However, this demand was rejected by the reform-loving majority of the DBK delegation.
Bätzing admitted that anti-reform conservative German bishops might feel encouraged by the course of talks in the Vatican.
The DBK's last ad limina visit took place in 2015;
for Bätzing it was the first participation in a regular compulsory visit.
Bätzing summed it up that he was returning to Germany with a feeling of "relief and concern".
He expressed confidence that the different points of view could be discussed in an "open and fraternal" dialogue.
German Catholics are striving to open up the ordained ministry to women
As part of the "Synodal Path" jointly opened by clerics and laypeople at the end of 2019, German Catholics are striving to open up the ordained ministry to women as well the participation of lay people in episcopal elections and other decisions in parishes and dioceses.
On all essential questions of this reform process, the prefects of the relevant Vatican authorities made it clear that the demands contradicted the teaching and canon of the universal church.
Pope Francis also made it clear to the DBK delegation in word and deed that they could not count on his support.
Bätzing said in Rome that blockades, bans or intimidation are no longer possible in the universal church today, and urgently recalled the "impatience of the people of God" in Germany.
With a view to the progress of the "Synodal Path", Bätzing confirmed that the fifth and final synodal assembly would take place in March as planned.

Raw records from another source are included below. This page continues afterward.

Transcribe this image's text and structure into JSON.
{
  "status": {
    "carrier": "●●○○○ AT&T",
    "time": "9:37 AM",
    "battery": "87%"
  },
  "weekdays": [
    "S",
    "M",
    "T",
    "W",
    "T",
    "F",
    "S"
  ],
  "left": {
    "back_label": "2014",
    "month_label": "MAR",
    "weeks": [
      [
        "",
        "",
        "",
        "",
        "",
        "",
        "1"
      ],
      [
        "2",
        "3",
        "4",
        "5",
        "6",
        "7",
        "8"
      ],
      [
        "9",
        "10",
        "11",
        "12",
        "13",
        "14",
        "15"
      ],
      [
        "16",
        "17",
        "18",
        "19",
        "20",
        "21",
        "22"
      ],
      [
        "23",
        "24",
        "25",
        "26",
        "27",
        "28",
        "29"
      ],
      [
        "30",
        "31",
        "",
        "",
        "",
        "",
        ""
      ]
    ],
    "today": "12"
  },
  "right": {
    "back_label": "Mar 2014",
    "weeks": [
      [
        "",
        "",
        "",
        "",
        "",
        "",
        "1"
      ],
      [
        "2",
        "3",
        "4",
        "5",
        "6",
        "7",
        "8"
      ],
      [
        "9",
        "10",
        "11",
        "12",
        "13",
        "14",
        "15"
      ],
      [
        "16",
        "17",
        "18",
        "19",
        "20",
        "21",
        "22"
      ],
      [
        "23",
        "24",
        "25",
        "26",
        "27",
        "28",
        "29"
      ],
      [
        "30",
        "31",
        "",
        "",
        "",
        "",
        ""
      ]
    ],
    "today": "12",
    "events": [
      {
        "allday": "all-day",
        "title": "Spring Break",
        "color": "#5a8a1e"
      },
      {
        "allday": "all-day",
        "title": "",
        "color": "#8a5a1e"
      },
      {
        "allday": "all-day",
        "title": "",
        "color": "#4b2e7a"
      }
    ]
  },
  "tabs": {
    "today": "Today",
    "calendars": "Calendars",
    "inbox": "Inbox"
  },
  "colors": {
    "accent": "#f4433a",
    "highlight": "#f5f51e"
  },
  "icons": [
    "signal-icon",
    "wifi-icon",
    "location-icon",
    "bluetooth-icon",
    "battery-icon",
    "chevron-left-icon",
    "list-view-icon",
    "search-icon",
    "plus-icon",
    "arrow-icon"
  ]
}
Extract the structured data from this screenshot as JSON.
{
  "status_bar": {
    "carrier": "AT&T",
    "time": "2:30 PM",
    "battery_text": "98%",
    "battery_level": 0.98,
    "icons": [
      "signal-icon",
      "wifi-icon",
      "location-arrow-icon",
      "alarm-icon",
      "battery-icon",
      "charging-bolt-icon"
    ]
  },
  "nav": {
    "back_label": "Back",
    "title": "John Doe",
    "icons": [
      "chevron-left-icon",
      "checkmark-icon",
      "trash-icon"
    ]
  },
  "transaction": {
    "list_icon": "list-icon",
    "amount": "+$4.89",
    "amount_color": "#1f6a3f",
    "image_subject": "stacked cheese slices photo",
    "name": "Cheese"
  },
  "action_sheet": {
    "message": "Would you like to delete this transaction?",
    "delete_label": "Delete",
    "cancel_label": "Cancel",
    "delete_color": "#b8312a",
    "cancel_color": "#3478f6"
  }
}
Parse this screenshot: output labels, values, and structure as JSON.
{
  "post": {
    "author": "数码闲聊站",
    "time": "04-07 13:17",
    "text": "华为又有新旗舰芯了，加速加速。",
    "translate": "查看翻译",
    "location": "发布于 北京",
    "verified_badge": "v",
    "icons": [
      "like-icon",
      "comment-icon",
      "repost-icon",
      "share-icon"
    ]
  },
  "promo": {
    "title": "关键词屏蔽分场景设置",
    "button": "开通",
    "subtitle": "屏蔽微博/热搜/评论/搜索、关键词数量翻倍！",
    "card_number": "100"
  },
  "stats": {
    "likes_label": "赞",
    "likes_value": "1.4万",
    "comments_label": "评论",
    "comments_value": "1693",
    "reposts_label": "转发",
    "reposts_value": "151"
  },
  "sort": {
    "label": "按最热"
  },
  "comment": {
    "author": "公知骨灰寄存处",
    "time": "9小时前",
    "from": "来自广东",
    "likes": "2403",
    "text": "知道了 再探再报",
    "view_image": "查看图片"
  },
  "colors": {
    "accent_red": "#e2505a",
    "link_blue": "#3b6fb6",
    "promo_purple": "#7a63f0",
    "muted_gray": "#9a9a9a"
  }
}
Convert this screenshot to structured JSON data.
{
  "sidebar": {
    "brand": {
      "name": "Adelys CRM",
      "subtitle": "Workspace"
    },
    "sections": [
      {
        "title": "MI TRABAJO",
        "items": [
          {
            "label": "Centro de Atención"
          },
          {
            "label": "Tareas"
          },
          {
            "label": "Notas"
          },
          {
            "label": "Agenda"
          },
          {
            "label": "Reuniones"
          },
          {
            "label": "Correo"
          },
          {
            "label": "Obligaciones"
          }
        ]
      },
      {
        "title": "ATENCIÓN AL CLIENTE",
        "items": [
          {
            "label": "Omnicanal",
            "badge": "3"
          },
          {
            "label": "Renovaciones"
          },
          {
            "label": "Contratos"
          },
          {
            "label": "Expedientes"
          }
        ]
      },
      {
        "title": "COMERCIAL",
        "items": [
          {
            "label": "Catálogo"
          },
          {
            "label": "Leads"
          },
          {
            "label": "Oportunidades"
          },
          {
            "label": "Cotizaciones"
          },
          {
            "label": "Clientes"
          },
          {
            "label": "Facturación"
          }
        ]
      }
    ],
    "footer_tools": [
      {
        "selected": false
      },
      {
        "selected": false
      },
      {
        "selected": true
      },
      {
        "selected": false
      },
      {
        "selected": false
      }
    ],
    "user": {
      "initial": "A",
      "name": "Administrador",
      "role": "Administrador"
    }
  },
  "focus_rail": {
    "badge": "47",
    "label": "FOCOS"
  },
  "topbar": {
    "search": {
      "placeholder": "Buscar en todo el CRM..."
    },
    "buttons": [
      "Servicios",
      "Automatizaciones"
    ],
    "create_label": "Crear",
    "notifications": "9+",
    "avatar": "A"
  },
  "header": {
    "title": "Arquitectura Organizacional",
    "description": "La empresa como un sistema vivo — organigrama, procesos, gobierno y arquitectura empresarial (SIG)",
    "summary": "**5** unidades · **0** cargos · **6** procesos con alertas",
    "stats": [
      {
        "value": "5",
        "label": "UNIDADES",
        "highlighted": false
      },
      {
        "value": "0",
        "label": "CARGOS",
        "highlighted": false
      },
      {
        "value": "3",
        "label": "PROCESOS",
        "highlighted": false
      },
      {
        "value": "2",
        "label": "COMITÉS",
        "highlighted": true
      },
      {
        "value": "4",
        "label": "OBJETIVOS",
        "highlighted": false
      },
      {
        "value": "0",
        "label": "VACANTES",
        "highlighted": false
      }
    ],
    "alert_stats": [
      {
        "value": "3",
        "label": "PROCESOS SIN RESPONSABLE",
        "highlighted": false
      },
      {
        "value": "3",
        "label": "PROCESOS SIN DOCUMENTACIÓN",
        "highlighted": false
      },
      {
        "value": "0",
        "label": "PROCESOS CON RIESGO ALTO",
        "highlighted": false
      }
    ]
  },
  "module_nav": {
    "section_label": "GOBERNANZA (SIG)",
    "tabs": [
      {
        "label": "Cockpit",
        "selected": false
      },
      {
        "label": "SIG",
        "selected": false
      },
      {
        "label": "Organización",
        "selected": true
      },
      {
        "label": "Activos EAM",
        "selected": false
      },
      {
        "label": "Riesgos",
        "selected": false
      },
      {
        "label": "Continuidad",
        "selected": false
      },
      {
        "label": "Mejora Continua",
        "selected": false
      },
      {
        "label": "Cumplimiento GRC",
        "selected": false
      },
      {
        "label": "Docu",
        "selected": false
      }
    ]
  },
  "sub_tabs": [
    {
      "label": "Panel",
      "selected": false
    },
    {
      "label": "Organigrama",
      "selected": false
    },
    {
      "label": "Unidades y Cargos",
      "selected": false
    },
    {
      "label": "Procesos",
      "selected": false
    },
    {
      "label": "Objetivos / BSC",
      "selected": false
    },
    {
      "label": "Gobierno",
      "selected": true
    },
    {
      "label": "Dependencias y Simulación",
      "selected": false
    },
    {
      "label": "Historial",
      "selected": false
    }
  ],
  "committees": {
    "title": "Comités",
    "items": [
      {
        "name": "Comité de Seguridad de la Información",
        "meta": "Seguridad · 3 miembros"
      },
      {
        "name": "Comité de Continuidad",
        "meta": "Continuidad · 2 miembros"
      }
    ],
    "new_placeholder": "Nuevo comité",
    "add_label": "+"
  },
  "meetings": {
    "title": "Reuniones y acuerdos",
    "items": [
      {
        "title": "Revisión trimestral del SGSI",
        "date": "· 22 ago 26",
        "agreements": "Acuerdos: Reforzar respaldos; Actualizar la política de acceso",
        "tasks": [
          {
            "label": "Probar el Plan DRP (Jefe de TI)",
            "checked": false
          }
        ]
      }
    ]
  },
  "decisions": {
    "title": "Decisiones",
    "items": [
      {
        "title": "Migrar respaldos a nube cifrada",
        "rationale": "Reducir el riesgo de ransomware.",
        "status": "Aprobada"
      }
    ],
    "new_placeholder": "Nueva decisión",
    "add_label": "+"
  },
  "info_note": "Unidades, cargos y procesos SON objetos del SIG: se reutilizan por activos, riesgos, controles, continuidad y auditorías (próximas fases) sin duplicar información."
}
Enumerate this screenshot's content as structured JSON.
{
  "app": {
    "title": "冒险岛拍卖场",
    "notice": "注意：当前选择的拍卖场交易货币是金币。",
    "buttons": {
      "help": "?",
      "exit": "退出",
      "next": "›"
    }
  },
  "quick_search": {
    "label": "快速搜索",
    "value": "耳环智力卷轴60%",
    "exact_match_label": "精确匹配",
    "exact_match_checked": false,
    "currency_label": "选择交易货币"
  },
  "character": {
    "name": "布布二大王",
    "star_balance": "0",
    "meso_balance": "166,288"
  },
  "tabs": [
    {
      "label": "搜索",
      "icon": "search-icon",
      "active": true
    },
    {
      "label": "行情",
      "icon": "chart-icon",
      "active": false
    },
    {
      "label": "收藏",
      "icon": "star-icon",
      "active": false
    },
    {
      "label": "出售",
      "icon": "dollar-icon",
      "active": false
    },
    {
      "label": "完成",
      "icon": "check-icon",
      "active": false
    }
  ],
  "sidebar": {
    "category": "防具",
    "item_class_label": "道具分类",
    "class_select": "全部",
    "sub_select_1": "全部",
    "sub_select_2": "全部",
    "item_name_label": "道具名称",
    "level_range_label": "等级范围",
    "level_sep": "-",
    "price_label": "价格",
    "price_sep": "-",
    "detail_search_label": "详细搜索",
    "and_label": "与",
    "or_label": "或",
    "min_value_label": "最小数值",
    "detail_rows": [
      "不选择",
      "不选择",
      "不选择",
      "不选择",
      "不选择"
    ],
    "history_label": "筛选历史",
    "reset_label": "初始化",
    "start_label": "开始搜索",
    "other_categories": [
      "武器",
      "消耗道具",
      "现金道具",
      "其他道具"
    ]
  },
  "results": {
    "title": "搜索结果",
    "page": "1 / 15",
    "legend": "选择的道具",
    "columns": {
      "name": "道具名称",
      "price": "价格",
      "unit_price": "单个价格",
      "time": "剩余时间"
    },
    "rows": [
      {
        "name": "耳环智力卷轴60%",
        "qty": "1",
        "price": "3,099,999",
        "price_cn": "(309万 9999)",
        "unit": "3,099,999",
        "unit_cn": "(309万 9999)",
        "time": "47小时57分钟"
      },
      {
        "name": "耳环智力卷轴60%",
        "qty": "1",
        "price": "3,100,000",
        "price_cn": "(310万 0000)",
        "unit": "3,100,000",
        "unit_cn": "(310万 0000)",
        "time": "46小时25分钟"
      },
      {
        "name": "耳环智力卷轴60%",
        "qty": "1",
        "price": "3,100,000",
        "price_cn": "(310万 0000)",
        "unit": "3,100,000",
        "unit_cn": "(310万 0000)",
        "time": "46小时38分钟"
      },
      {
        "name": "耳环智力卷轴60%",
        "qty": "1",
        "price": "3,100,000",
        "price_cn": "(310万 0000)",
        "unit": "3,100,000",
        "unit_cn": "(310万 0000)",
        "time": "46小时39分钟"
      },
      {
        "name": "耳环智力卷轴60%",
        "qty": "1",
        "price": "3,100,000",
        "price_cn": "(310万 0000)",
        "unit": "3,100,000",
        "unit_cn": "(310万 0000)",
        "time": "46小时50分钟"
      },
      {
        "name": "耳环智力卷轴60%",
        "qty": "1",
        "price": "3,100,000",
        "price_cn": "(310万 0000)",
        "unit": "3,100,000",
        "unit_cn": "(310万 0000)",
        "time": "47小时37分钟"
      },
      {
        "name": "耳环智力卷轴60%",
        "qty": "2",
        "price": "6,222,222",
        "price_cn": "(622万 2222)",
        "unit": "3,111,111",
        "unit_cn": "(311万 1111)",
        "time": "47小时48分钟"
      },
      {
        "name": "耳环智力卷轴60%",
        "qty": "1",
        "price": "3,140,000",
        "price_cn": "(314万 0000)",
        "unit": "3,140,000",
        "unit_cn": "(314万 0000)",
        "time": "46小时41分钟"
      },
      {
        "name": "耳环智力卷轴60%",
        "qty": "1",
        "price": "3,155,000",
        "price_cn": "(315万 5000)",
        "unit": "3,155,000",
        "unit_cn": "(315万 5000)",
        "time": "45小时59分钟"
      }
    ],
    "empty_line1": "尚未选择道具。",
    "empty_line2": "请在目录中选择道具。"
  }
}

Bätzing assured that plans to create a synodal council made up of laypeople and clerics would also be pushed ahead.
There was also no progress during the ad limina visit on what is probably the most pressing personnel issue in the DBK at the moment.
Bätzing reported that he addressed the Causa Woelki during the audience with Pope Francis on Thursday.
"I made it very clear that the situation in the archdiocese of Cologne is becoming increasingly unbearable, including for the archbishop," said Bätzing.
Woelki had offered the Pope his resignation in early March, but Francis has not decided on the matter.
The pope confirmed his position at the meeting with the German bishops, namely that he himself would decide on the matter, reported Bätzing.
But Francis did not say whether, when and how he would decide.